Hier zeigt sich deutlich: Wir müssen die Grundkompetenzen stärken, bevor wir zusätzliche Anforderungen aufbauen.

Und was ist mit Gesundheitsdaten?

Die Studie zeigt: Die digitale Gesundheitskompetenz wächst – aber das Verständnis rund um Gesundheitsdaten bleibt unklar.
Wie gut wissen Menschen, wo ihre Daten liegen, wer darauf zugreifen darf oder wofür sie verwendet werden?
Diese Fragen wurden im HLS-GER 3 nicht gesondert untersucht.
Und doch sind sie entscheidend, wenn es um Vertrauen in digitale Anwendungen geht.
Nur wer versteht, was mit seinen Daten passiert, kann bewusst zustimmen, vertrauen oder auch widersprechen.
Verstehen ist der erste Schritt zum Vertrauen – und Vertrauen ist die Grundlage für Datensolidarität.

Wer mehr über Datensolidarität erfahren möchte, kann sich in unserer DSL DE Online-Session am 22. Oktober um 16.00 Uhr mit Prof.
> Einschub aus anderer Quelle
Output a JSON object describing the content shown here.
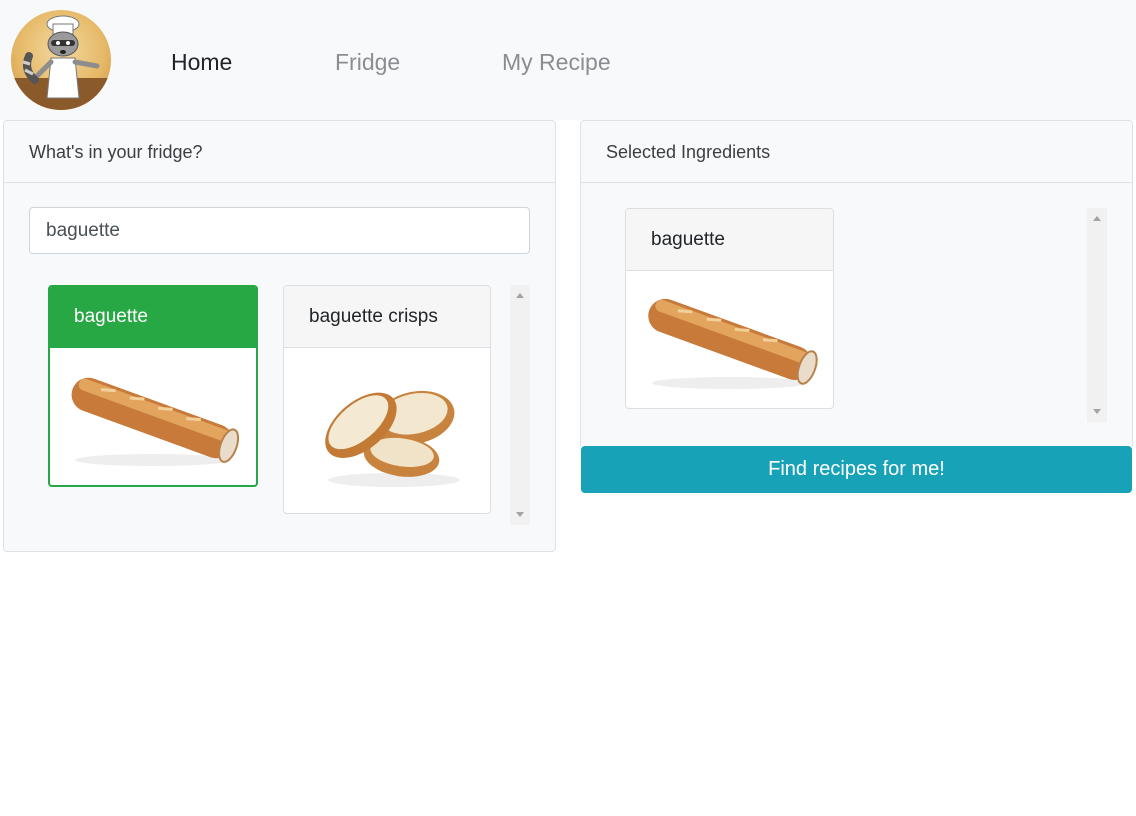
{
  "nav": {
    "logo_icon": "chef-raccoon-logo",
    "links": [
      {
        "label": "Home",
        "active": true
      },
      {
        "label": "Fridge",
        "active": false
      },
      {
        "label": "My Recipe",
        "active": false
      }
    ]
  },
  "fridge_panel": {
    "title": "What's in your fridge?",
    "search_value": "baguette",
    "results": [
      {
        "label": "baguette",
        "selected": true,
        "image": "baguette-image"
      },
      {
        "label": "baguette crisps",
        "selected": false,
        "image": "baguette-crisps-image"
      }
    ]
  },
  "selected_panel": {
    "title": "Selected Ingredients",
    "items": [
      {
        "label": "baguette",
        "image": "baguette-image"
      }
    ],
    "find_button": "Find recipes for me!"
  },
  "colors": {
    "selected_green": "#28a745",
    "button_teal": "#17a2b8",
    "nav_bg": "#f8f9fa"
  }
}
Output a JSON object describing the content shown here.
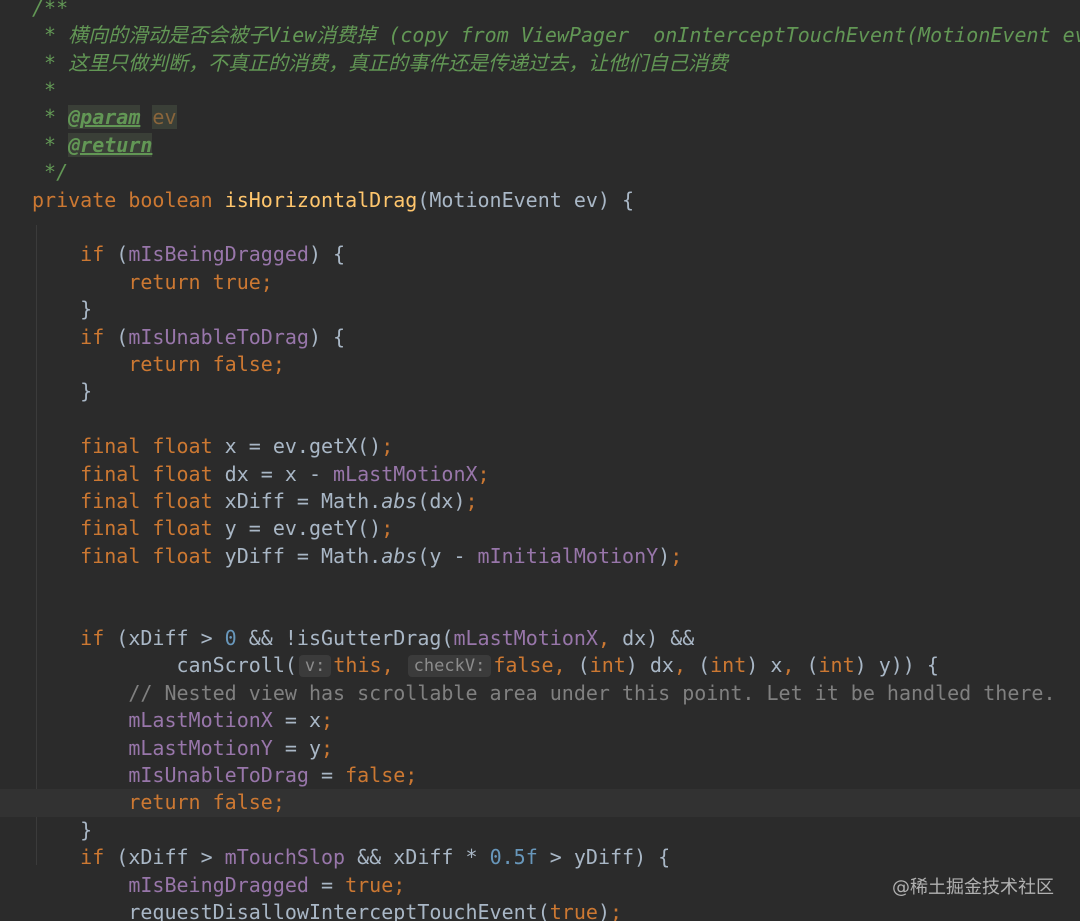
{
  "editor": {
    "language": "java",
    "theme_colors": {
      "background": "#2b2b2b",
      "keyword": "#cc7832",
      "field": "#9876aa",
      "method": "#ffc66d",
      "number": "#6897bb",
      "comment": "#808080",
      "doc_comment": "#629755",
      "text": "#a9b7c6"
    },
    "lines": [
      {
        "tokens": [
          {
            "t": "/**",
            "c": "dtxt"
          }
        ]
      },
      {
        "tokens": [
          {
            "t": " * 横向的滑动是否会被子View消费掉 (copy from ViewPager  onInterceptTouchEvent(MotionEvent ev))",
            "c": "dtxt"
          }
        ]
      },
      {
        "tokens": [
          {
            "t": " * 这里只做判断，不真正的消费，真正的事件还是传递过去，让他们自己消费",
            "c": "dtxt"
          }
        ]
      },
      {
        "tokens": [
          {
            "t": " *",
            "c": "dtxt"
          }
        ]
      },
      {
        "tokens": [
          {
            "t": " * ",
            "c": "dtxt"
          },
          {
            "t": "@param",
            "c": "dtag"
          },
          {
            "t": " ",
            "c": "dtxt"
          },
          {
            "t": "ev",
            "c": "dparam"
          }
        ]
      },
      {
        "tokens": [
          {
            "t": " * ",
            "c": "dtxt"
          },
          {
            "t": "@return",
            "c": "dtag"
          }
        ]
      },
      {
        "tokens": [
          {
            "t": " */",
            "c": "dtxt"
          }
        ]
      },
      {
        "tokens": [
          {
            "t": "private boolean ",
            "c": "kw"
          },
          {
            "t": "isHorizontalDrag",
            "c": "fn"
          },
          {
            "t": "(MotionEvent ev) {",
            "c": ""
          }
        ]
      },
      {
        "tokens": []
      },
      {
        "tokens": [
          {
            "t": "    if ",
            "c": "kw"
          },
          {
            "t": "(",
            "c": ""
          },
          {
            "t": "mIsBeingDragged",
            "c": "fld"
          },
          {
            "t": ") {",
            "c": ""
          }
        ]
      },
      {
        "tokens": [
          {
            "t": "        return true",
            "c": "kw"
          },
          {
            "t": ";",
            "c": "kw"
          }
        ]
      },
      {
        "tokens": [
          {
            "t": "    }",
            "c": ""
          }
        ]
      },
      {
        "tokens": [
          {
            "t": "    if ",
            "c": "kw"
          },
          {
            "t": "(",
            "c": ""
          },
          {
            "t": "mIsUnableToDrag",
            "c": "fld"
          },
          {
            "t": ") {",
            "c": ""
          }
        ]
      },
      {
        "tokens": [
          {
            "t": "        return false",
            "c": "kw"
          },
          {
            "t": ";",
            "c": "kw"
          }
        ]
      },
      {
        "tokens": [
          {
            "t": "    }",
            "c": ""
          }
        ]
      },
      {
        "tokens": []
      },
      {
        "tokens": [
          {
            "t": "    final float ",
            "c": "kw"
          },
          {
            "t": "x = ev.getX()",
            "c": ""
          },
          {
            "t": ";",
            "c": "kw"
          }
        ]
      },
      {
        "tokens": [
          {
            "t": "    final float ",
            "c": "kw"
          },
          {
            "t": "dx = x - ",
            "c": ""
          },
          {
            "t": "mLastMotionX",
            "c": "fld"
          },
          {
            "t": ";",
            "c": "kw"
          }
        ]
      },
      {
        "tokens": [
          {
            "t": "    final float ",
            "c": "kw"
          },
          {
            "t": "xDiff = Math.",
            "c": ""
          },
          {
            "t": "abs",
            "c": "ital"
          },
          {
            "t": "(dx)",
            "c": ""
          },
          {
            "t": ";",
            "c": "kw"
          }
        ]
      },
      {
        "tokens": [
          {
            "t": "    final float ",
            "c": "kw"
          },
          {
            "t": "y = ev.getY()",
            "c": ""
          },
          {
            "t": ";",
            "c": "kw"
          }
        ]
      },
      {
        "tokens": [
          {
            "t": "    final float ",
            "c": "kw"
          },
          {
            "t": "yDiff = Math.",
            "c": ""
          },
          {
            "t": "abs",
            "c": "ital"
          },
          {
            "t": "(y - ",
            "c": ""
          },
          {
            "t": "mInitialMotionY",
            "c": "fld"
          },
          {
            "t": ")",
            "c": ""
          },
          {
            "t": ";",
            "c": "kw"
          }
        ]
      },
      {
        "tokens": []
      },
      {
        "tokens": []
      },
      {
        "tokens": [
          {
            "t": "    if ",
            "c": "kw"
          },
          {
            "t": "(xDiff > ",
            "c": ""
          },
          {
            "t": "0",
            "c": "num"
          },
          {
            "t": " && !isGutterDrag(",
            "c": ""
          },
          {
            "t": "mLastMotionX",
            "c": "fld"
          },
          {
            "t": ", ",
            "c": "kw"
          },
          {
            "t": "dx) &&",
            "c": ""
          }
        ]
      },
      {
        "tokens": [
          {
            "t": "            canScroll(",
            "c": ""
          },
          {
            "t": "v:",
            "c": "hint"
          },
          {
            "t": "this",
            "c": "kw"
          },
          {
            "t": ", ",
            "c": "kw"
          },
          {
            "t": "checkV:",
            "c": "hint"
          },
          {
            "t": "false",
            "c": "kw"
          },
          {
            "t": ", ",
            "c": "kw"
          },
          {
            "t": "(",
            "c": ""
          },
          {
            "t": "int",
            "c": "kw"
          },
          {
            "t": ") dx",
            "c": ""
          },
          {
            "t": ", ",
            "c": "kw"
          },
          {
            "t": "(",
            "c": ""
          },
          {
            "t": "int",
            "c": "kw"
          },
          {
            "t": ") x",
            "c": ""
          },
          {
            "t": ", ",
            "c": "kw"
          },
          {
            "t": "(",
            "c": ""
          },
          {
            "t": "int",
            "c": "kw"
          },
          {
            "t": ") y)) {",
            "c": ""
          }
        ]
      },
      {
        "tokens": [
          {
            "t": "        // Nested view has scrollable area under this point. Let it be handled there.",
            "c": "lcm"
          }
        ]
      },
      {
        "tokens": [
          {
            "t": "        ",
            "c": ""
          },
          {
            "t": "mLastMotionX",
            "c": "fld"
          },
          {
            "t": " = x",
            "c": ""
          },
          {
            "t": ";",
            "c": "kw"
          }
        ]
      },
      {
        "tokens": [
          {
            "t": "        ",
            "c": ""
          },
          {
            "t": "mLastMotionY",
            "c": "fld"
          },
          {
            "t": " = y",
            "c": ""
          },
          {
            "t": ";",
            "c": "kw"
          }
        ]
      },
      {
        "tokens": [
          {
            "t": "        ",
            "c": ""
          },
          {
            "t": "mIsUnableToDrag",
            "c": "fld"
          },
          {
            "t": " = ",
            "c": ""
          },
          {
            "t": "false;",
            "c": "kw"
          }
        ]
      },
      {
        "tokens": [
          {
            "t": "        return false",
            "c": "kw"
          },
          {
            "t": ";",
            "c": "kw"
          }
        ],
        "current": true
      },
      {
        "tokens": [
          {
            "t": "    }",
            "c": ""
          }
        ]
      },
      {
        "tokens": [
          {
            "t": "    if ",
            "c": "kw"
          },
          {
            "t": "(xDiff > ",
            "c": ""
          },
          {
            "t": "mTouchSlop",
            "c": "fld"
          },
          {
            "t": " && xDiff * ",
            "c": ""
          },
          {
            "t": "0.5f",
            "c": "num"
          },
          {
            "t": " > yDiff) {",
            "c": ""
          }
        ]
      },
      {
        "tokens": [
          {
            "t": "        ",
            "c": ""
          },
          {
            "t": "mIsBeingDragged",
            "c": "fld"
          },
          {
            "t": " = ",
            "c": ""
          },
          {
            "t": "true;",
            "c": "kw"
          }
        ]
      },
      {
        "tokens": [
          {
            "t": "        requestDisallowInterceptTouchEvent(",
            "c": ""
          },
          {
            "t": "true",
            "c": "kw"
          },
          {
            "t": ")",
            "c": ""
          },
          {
            "t": ";",
            "c": "kw"
          }
        ]
      }
    ]
  },
  "watermark": {
    "text": "@稀土掘金技术社区"
  }
}
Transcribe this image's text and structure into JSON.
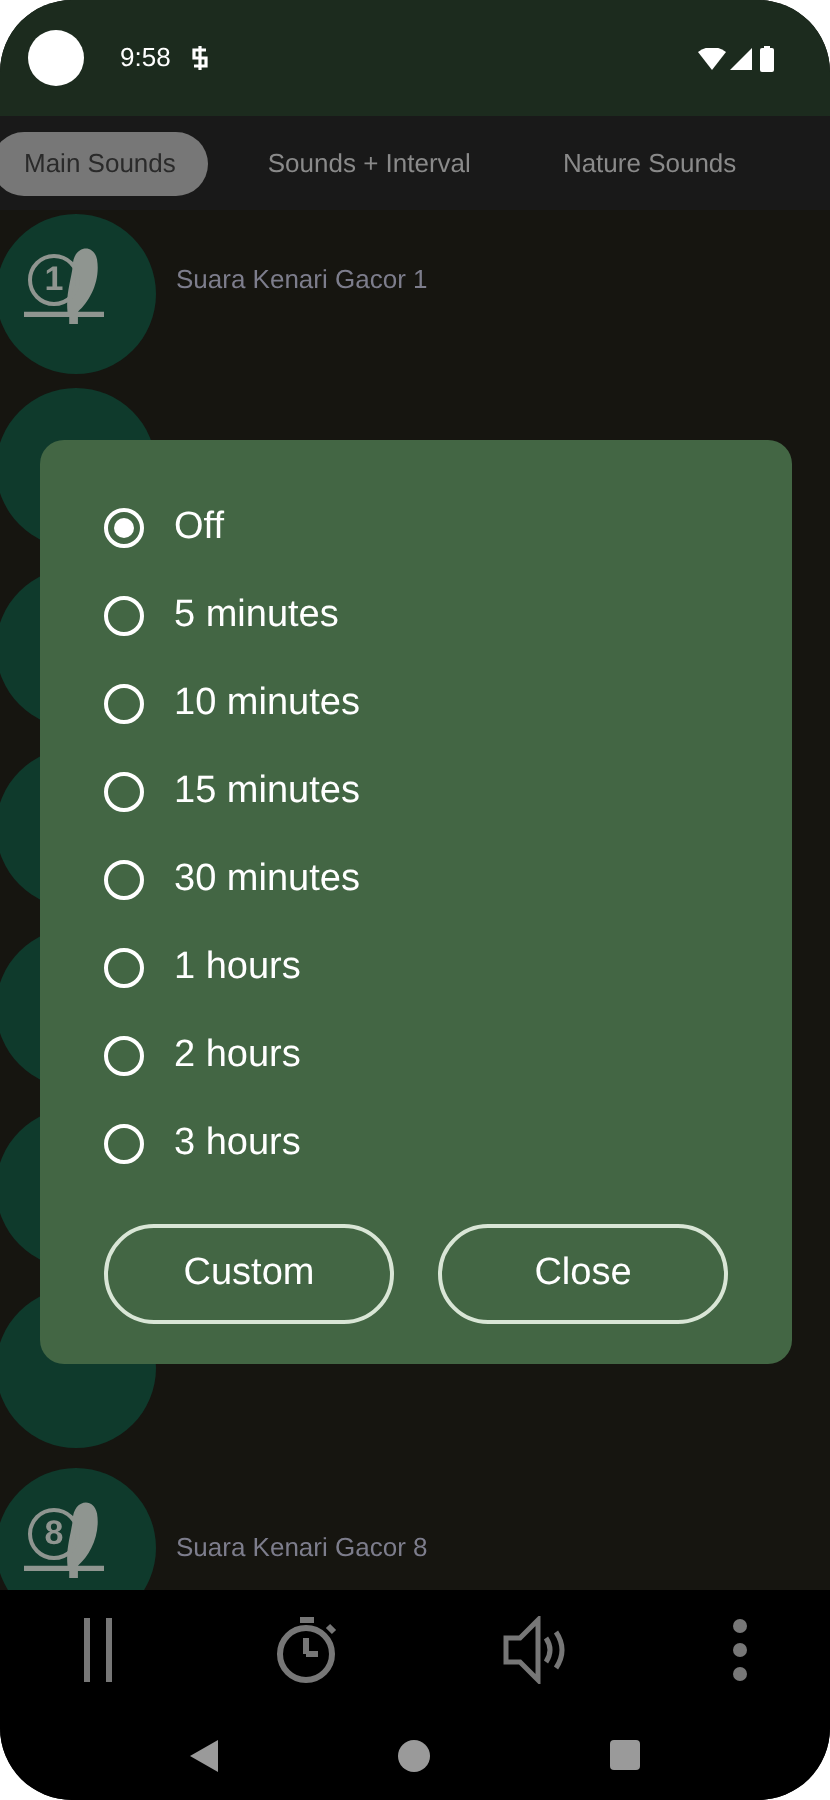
{
  "status_bar": {
    "time": "9:58"
  },
  "tabs": [
    {
      "label": "Main Sounds",
      "selected": true
    },
    {
      "label": "Sounds + Interval",
      "selected": false
    },
    {
      "label": "Nature Sounds",
      "selected": false
    }
  ],
  "sounds": [
    {
      "kind": "track",
      "number": "1",
      "title": "Suara Kenari Gacor 1"
    },
    {
      "kind": "covered"
    },
    {
      "kind": "covered"
    },
    {
      "kind": "covered"
    },
    {
      "kind": "covered"
    },
    {
      "kind": "covered"
    },
    {
      "kind": "covered"
    },
    {
      "kind": "track",
      "number": "8",
      "title": "Suara Kenari Gacor  8"
    }
  ],
  "timer_dialog": {
    "options": [
      {
        "label": "Off",
        "selected": true
      },
      {
        "label": "5 minutes",
        "selected": false
      },
      {
        "label": "10 minutes",
        "selected": false
      },
      {
        "label": "15 minutes",
        "selected": false
      },
      {
        "label": "30 minutes",
        "selected": false
      },
      {
        "label": "1 hours",
        "selected": false
      },
      {
        "label": "2 hours",
        "selected": false
      },
      {
        "label": "3 hours",
        "selected": false
      }
    ],
    "buttons": [
      "Custom",
      "Close"
    ]
  }
}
Barbara Prainsack informieren.
Alle Infos und den Link zur Anmeldung gibt es hier:
Health Literacy trifft Datensolidarität – Warum Verstehen der erste Schritt zum Vertrauen ist

Warum das Thema uns alle betrifft

Gesundheitskompetenz ist kein Spezialthema für Fachleute.
Sie betrifft uns alle – beim Arztgespräch, bei Medikamenten, bei digitalen Gesundheits-Apps oder beim Lesen und Verstehen eines Befundes oder eines Entlassbriefes.

Wer Gesundheitsinformationen nicht versteht und einordnen kann, wird wahrscheinlich keine guten Entscheidungen treffen – was wiederum dazu führt, dass Versorgung nicht optimal läuft.
In Zeiten, in denen Patientenorganisationen und Patientenvertreter:innen schon eine ganze Weile über das sogenannte Shared Decision Making – also das gemeinsame Entscheiden von Patientinnen und Patienten gemeinsam mit Ärztinnen und Ärzten – diskutieren, ist es daher wichtiger denn je, an der eigenen Gesundheitskompetenz zu arbeiten und sie zu stärken.


Das führt zu Sicherheit, Vertrauen – und letztlich zu einer besseren Versorgung.

Darum ist Gesundheitskompetenz die Basis für eine faire, digitale und vertrauensvolle Zukunft unseres Gesundheitssystems.